In der Frankfurter Lokalität „Speiserestaurant – Pension“, gelegen an der Mainzer Landstraße, isst Herr Köhler nach altem Brauch eine Schweinshaxe. Herr Köhler isst dort jedes Jahr eine Schweinshaxe. Er isst genau einmal pro Jahr in der „Speiserestaurant – Pension“ eine Schweinshaxe. Es gibt hierfür keinen anderen Grund als den, dass der Göttinger den Besuch in Frankfurt am Main krönen möchte mit dem Verzehr einer Schweinshaxe. Er möge keine Currywurst und ebenso wenig ein Hawaiisandwich essen, sagt Herr Köhler, er möchte einen Schnaps und vorher eine Schweinshaxe.

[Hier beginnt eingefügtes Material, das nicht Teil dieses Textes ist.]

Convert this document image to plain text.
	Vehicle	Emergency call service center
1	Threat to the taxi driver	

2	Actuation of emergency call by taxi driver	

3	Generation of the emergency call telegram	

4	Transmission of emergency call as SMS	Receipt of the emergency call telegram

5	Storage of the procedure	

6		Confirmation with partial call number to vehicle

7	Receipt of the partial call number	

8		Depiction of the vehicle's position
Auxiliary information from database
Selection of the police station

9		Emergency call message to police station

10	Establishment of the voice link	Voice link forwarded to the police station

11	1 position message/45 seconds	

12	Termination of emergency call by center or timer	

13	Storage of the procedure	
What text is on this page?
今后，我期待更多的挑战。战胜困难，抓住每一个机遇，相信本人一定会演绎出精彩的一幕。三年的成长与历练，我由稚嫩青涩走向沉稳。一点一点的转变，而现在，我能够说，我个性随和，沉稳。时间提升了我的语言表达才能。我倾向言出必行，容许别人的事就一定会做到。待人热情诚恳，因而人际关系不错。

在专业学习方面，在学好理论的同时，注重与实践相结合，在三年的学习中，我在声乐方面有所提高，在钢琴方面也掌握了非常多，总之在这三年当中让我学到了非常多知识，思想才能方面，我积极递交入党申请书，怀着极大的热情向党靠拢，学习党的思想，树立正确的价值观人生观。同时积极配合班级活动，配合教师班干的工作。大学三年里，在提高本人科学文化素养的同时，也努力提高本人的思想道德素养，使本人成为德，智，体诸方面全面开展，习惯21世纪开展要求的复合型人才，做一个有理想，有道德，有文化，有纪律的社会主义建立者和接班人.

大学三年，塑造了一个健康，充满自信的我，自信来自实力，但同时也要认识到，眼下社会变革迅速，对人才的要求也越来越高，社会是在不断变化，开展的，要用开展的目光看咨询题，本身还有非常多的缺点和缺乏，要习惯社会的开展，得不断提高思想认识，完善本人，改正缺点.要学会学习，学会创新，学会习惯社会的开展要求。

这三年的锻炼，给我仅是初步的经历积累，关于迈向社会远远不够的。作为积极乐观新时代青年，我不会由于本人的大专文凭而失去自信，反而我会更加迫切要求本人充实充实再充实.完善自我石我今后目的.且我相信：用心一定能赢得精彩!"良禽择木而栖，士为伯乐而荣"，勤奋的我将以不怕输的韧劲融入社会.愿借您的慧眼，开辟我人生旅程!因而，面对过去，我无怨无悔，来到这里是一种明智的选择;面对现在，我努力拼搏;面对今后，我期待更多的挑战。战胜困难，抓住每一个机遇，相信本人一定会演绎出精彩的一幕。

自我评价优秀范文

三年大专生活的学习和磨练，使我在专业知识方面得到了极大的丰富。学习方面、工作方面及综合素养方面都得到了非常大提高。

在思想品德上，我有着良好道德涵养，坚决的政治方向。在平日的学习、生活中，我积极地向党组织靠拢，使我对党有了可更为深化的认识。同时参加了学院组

Herr Schaefer, sein Göttinger Großonkel, der jedes Jahr dabei ist, sieht das genauso. Herr Köhler freut sich schon, als man sich gerade an einem Tisch in der braun getäfelten Wirtschaft niederlässt, auf seine diesjährige Schweinshaxe. Herr Schaefer bekräftigt ihn in seiner Absicht, eine Schweinshaxe zu essen. Gegen eine Schweinshaxe gebe es keinen Einwand, sagt Herr Schaefer, und Herr Köhler bestätigt dies lachend. Er wetzt sein Messer an der Gabel.

Herr Köhler ist ein Herr. Er besitzt Manieren, ein gutes Gemüt und ein ungetrübtes Vorfreudeunterbewusstsein für und auf diese Schweinshaxe.

Was ist eine Schweinshaxe? Eine Schweinshaxe ist ein Stück Fleisch an einem Beinknochen vom Schwein, und um die Fleischfasern schmiegt sich ein Paket aus Schwarte und Fett, das von einer kross gebrutzelten Zarthaut umschmeichelt wird. Das sieht sehr gut aus. Die Speisekarte macht den leckeren Eindruck deutlich.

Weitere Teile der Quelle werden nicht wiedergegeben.